Media Appearance and Eductional Debt
First, I want to thank Fatima Ashraf of Radio Tahrir for interviewing me this past week for Pacifica Radio’s Informed Dissent series. We did a brief interview on Proposal 2 and how it’s been swept under the rug in light of the “Democratic Sweep.” You can find it on the Nov 18th in part one about half way through.
Last night I was reading and talking to one of my boys and I told him I was reading about the achievement gap. To which he responded, “You love to read about that ish.” Which I do, it’s the motivation for my research. While we talked I lamented over not really learning anything “new” from most publications on it. He responded, “Well if you’re going to publish on it, why don’t you just write the book that someone’s going to write in 25 years. Just say it (the achievement gap) ain’t going no where.” While on the face this remark is fatalistic, I think he’s actually right on. I was further confirmed of this when I woke up and finally read through Gloria Ladson-Billings’ 2006 American Educational Research Association’s Presidential Address. The talk was entitled “From the Achievement Gap to the Education Debt: Understanding Achievement in U.S. Schools.” The talk is really amazing and I encourage you read it, it’s a little longer than most things that I link to, but well worth it. Or you can watch it here.
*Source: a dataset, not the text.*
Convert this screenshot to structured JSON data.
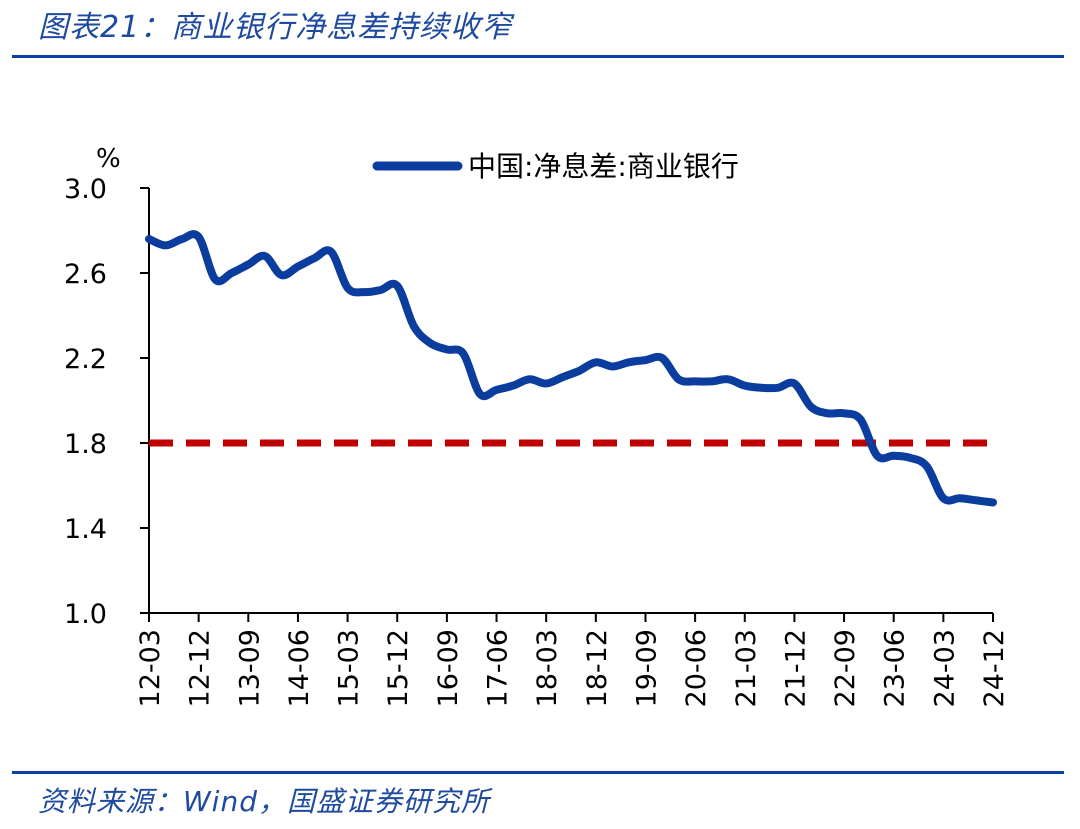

She uses economics to discuss educational inequality but not in predictable ways. She uses economics to talk about people.
I am arguing that our focus on the achievement gap is akin to a
focus on the budget deficit, but what is actually happening to
African American and Latina/o students is really more like the
national debt. We do not have an achievement gap; we have an
education debt.
The talk is based on the idea that we do not know what really causes the narrowing of the gap.
However, when we begin looking at the construction and compilation
of what I have termed the education debt, we can better
understand why an achievement gap is a logical outcome. I am
arguing that the historical, economic, sociopolitical, and moral
decisions and policies that characterize our society have created an
education debt.
She powerfully weaves a narrative of black, brown, yellow and red children’s cumulative educational disadvantage. She makes powerful policy metaphors from Plessy v. Ferguson, Brown v. Board of Ed, the Voting Rights Acts all the way to the responses to Hurricane Katrina. She leaves us with fertile ground to start our work toward improving children’s lives and opportunities. I can’t encourage you enough to read it, it gives a richer context to discussions of the pursuit of educational and social inequality.